Start seed indoors from late winter to mid-spring, roughly 6 to 10 weeks before the last spring frost; spring sowing is the classic approach. Sow the seed right on the surface of the starting mix and only barely press it in. Do not cover it deeply, because chrysanthemum seed needs light to germinate, so keep it bright during this stage. At a soil temperature of 18 to 21 C with gentle bottom heat, germination takes about 10 to 14 days; sown at around 15 C in spring it will come up within roughly two weeks. When you move young plants out, transplant at the same depth they were grown and never bury the root ball, which causes poor aeration and root rot. Set transplants out once frost danger has passed, spacing plants about 30 to 45 cm apart, with wider spacing for spreading varieties. In Egypt, sow in trays in late winter (January to February) when nights are 15 to 21 C, then transplant to the field in February to March in the Nile Delta once hard frost risk is past. In hotter, drier Upper Egypt (Aswan, Luxor) start a little earlier and provide afternoon shade with more irrigation through summer.

Fertilizing

Work a low-nitrogen balanced fertilizer into the bed before planting in spring, at roughly 0.2 kg per square metre of a 5-10-5 blend dug in to about 15 cm depth. Feed with a dilute fertilizer several times before the buds set, and on poorer soils give a second, lighter feed (such as 5-10-5 or 10-6-4) around early in the season. Nitrogen has the strongest effect on growth and flowering, but go easy on it: too much nitrogen delays bloom and reduces the number of flowers, so keep feeding moderate.

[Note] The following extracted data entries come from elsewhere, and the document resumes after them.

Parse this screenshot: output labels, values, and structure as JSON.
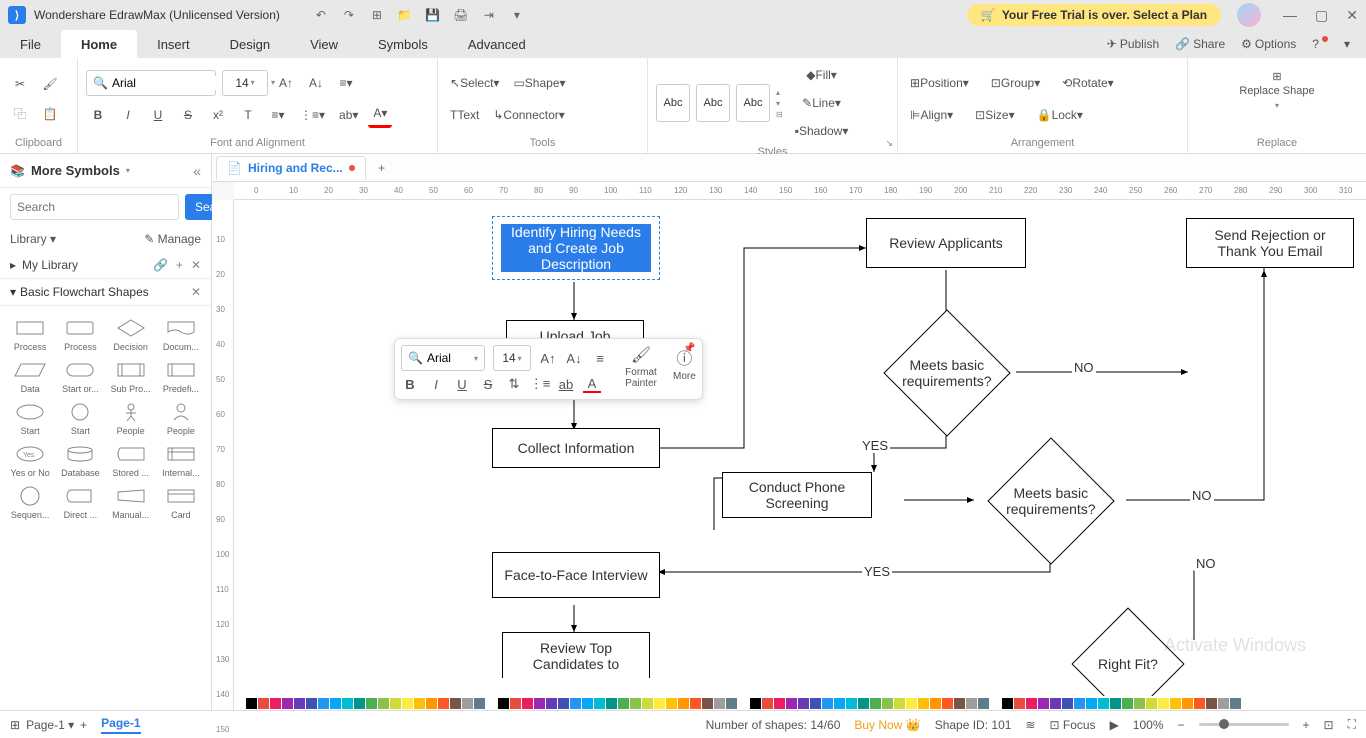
{
  "app": {
    "title": "Wondershare EdrawMax (Unlicensed Version)",
    "trial_text": "Your Free Trial is over. Select a Plan"
  },
  "menus": {
    "file": "File",
    "home": "Home",
    "insert": "Insert",
    "design": "Design",
    "view": "View",
    "symbols": "Symbols",
    "advanced": "Advanced",
    "publish": "Publish",
    "share": "Share",
    "options": "Options"
  },
  "ribbon": {
    "clipboard": {
      "label": "Clipboard"
    },
    "font": {
      "label": "Font and Alignment",
      "font_name": "Arial",
      "font_size": "14"
    },
    "tools": {
      "label": "Tools",
      "select": "Select",
      "shape": "Shape",
      "text": "Text",
      "connector": "Connector"
    },
    "styles": {
      "label": "Styles",
      "abc": "Abc",
      "fill": "Fill",
      "line": "Line",
      "shadow": "Shadow"
    },
    "arrangement": {
      "label": "Arrangement",
      "position": "Position",
      "align": "Align",
      "group": "Group",
      "size": "Size",
      "rotate": "Rotate",
      "lock": "Lock"
    },
    "replace": {
      "label": "Replace",
      "btn": "Replace Shape"
    }
  },
  "left_panel": {
    "more_symbols": "More Symbols",
    "search_placeholder": "Search",
    "search_btn": "Search",
    "library": "Library",
    "manage": "Manage",
    "my_library": "My Library",
    "section": "Basic Flowchart Shapes",
    "shapes": [
      "Process",
      "Process",
      "Decision",
      "Docum...",
      "Data",
      "Start or...",
      "Sub Pro...",
      "Predefi...",
      "Start",
      "Start",
      "People",
      "People",
      "Yes or No",
      "Database",
      "Stored ...",
      "Internal...",
      "Sequen...",
      "Direct ...",
      "Manual...",
      "Card"
    ]
  },
  "doc": {
    "tab_name": "Hiring and Rec...",
    "add": "+"
  },
  "canvas": {
    "nodes": {
      "n1": "Identify Hiring Needs and Create Job Description",
      "n2": "Upload Job",
      "n3": "Collect Information",
      "n4": "Review Applicants",
      "n5": "Meets basic requirements?",
      "n6": "Conduct Phone Screening",
      "n7": "Meets basic requirements?",
      "n8": "Face-to-Face Interview",
      "n9": "Review Top Candidates to",
      "n10": "Send Rejection or Thank You Email",
      "n11": "Right Fit?"
    },
    "labels": {
      "yes1": "YES",
      "no1": "NO",
      "yes2": "YES",
      "no2": "NO",
      "no3": "NO"
    }
  },
  "float_tb": {
    "font": "Arial",
    "size": "14",
    "format_painter": "Format Painter",
    "more": "More"
  },
  "status": {
    "page_label": "Page-1",
    "page_tab": "Page-1",
    "shapes_count": "Number of shapes: 14/60",
    "buy_now": "Buy Now",
    "shape_id": "Shape ID: 101",
    "focus": "Focus",
    "zoom": "100%"
  },
  "watermark": "Activate Windows"
}
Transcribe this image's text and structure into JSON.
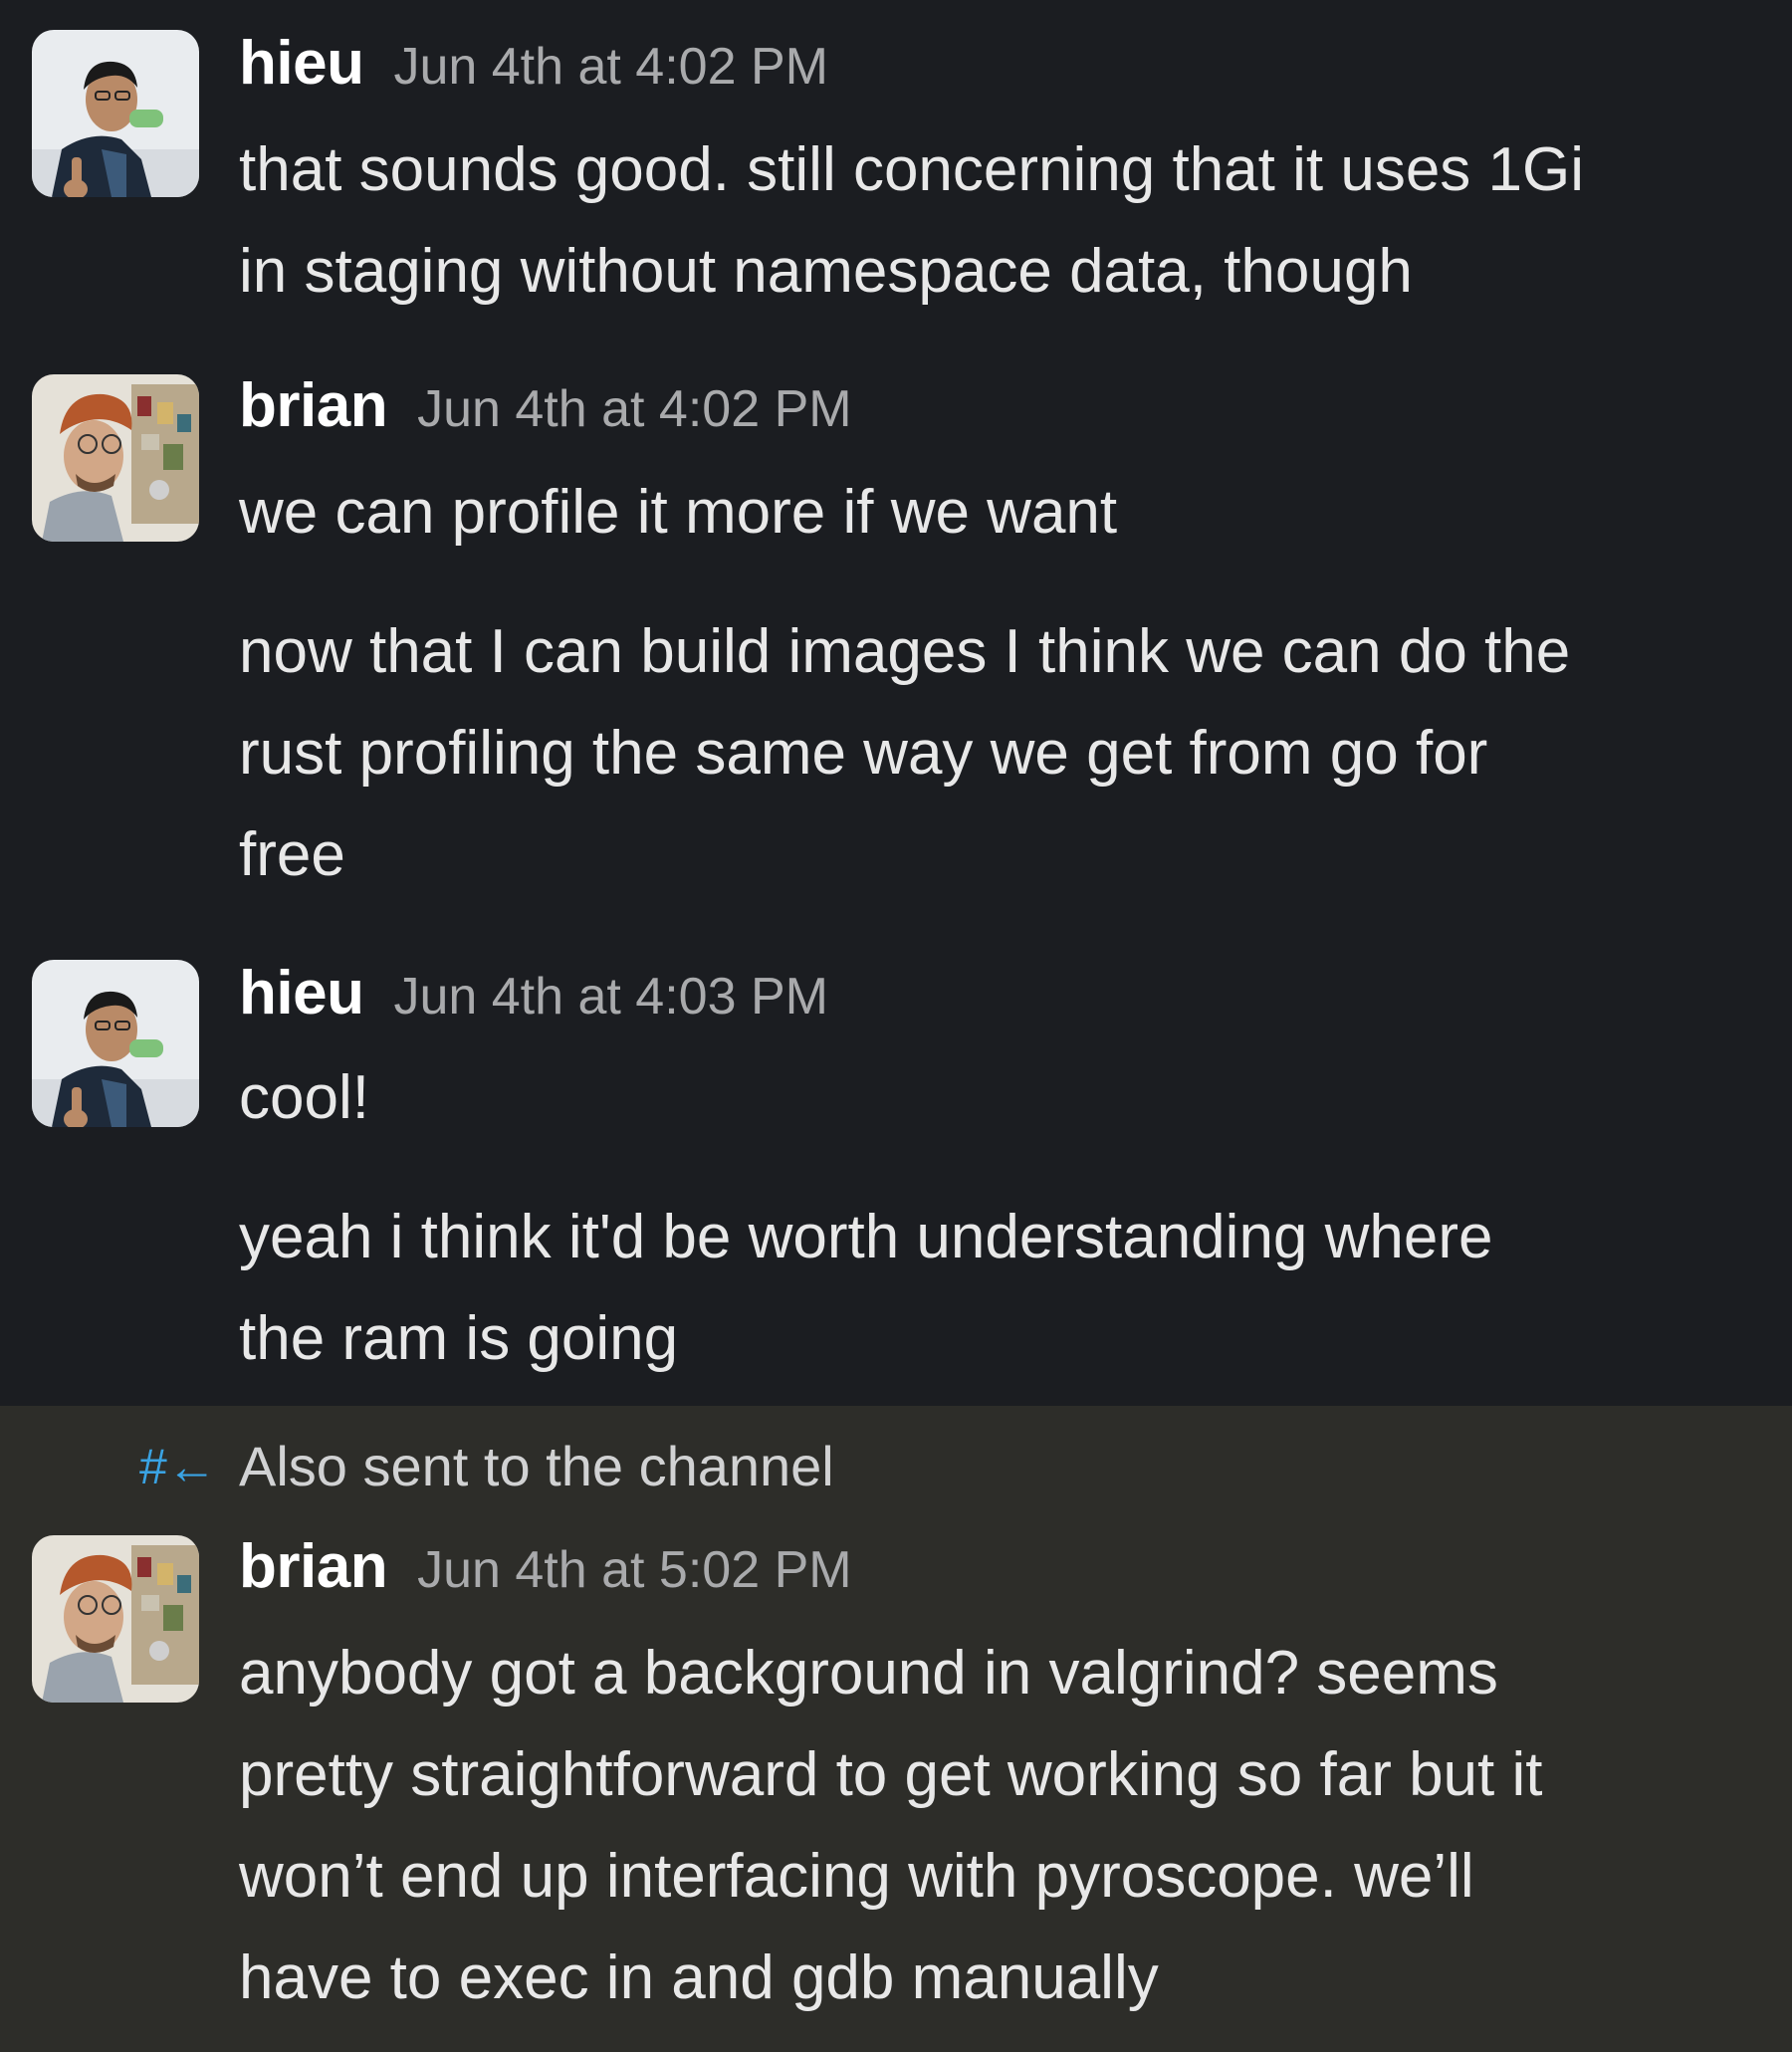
{
  "messages": [
    {
      "author": "hieu",
      "time": "Jun 4th at 4:02 PM",
      "lines": [
        "that sounds good. still concerning that it uses 1Gi",
        "in staging without namespace data, though"
      ]
    },
    {
      "author": "brian",
      "time": "Jun 4th at 4:02 PM",
      "lines": [
        "we can profile it more if we want",
        "now that I can build images I think we can do the",
        "rust profiling the same way we get from go for",
        "free"
      ]
    },
    {
      "author": "hieu",
      "time": "Jun 4th at 4:03 PM",
      "lines": [
        "cool!",
        "yeah i think it'd be worth understanding where",
        "the ram is going"
      ]
    },
    {
      "author": "brian",
      "time": "Jun 4th at 5:02 PM",
      "lines": [
        "anybody got a background in valgrind? seems",
        "pretty straightforward to get working so far but it",
        "won’t end up interfacing with pyroscope. we’ll",
        "have to exec in and gdb manually"
      ]
    }
  ],
  "also_sent": {
    "icon": "channel-return-icon",
    "glyph": "#←",
    "label": "Also sent to the channel"
  },
  "colors": {
    "background": "#1b1d21",
    "highlight": "#2d2d29",
    "author": "#ffffff",
    "timestamp": "#a9aaac",
    "text": "#e8e8e8",
    "accent": "#3aa3e3"
  }
}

Once the plants come into flower, switch container-grown mums to a high-potassium feed such as a tomato fertilizer to support the blooms.

Care

Give chrysanthemums full sun, at least 6 hours of direct sunlight a day through summer; in low light they grow weak and spindly and produce few flowers. Avoid sites lit by street or porch lights at night, as artificial light disrupts the short-day signal that triggers flowering. Keep the soil evenly moist all season but never waterlogged, and ensure good drainage to prevent root rot; because mums are shallow-rooted, water frequently during hot, dry spells, and for potted plants water when the top few cm of mix dry out. Pinch the tips to force bushier, more floriferous growth: make the first pinch when plants reach about 15 to 20 cm tall by removing roughly 2.5 cm of each shoot tip, then repeat as new branches reach about 15 cm, stopping around mid-summer (about 3 months before the desired bloom). Plants left un-pinched grow tall, leggy and flower poorly. Watch for aphids, leaf miners, leafhoppers, spider mites (worse in hot, dry conditions), caterpillars, capsid bugs, earwigs, and slugs and snails; controlling aphids and leafhoppers matters because they spread viruses. Common diseases include chrysanthemum white rust, powdery mildew (favoured by cool, humid autumn nights), grey mould, Septoria leaf spot and viral diseases, so avoid overcrowding, shade and wet foliage. Bloom arrives in autumn, roughly September to November as the days shorten and about 3 months after the last pinch; in Egypt expect flowering around October to December, with the cooler, dry autumn nights suiting the plants well.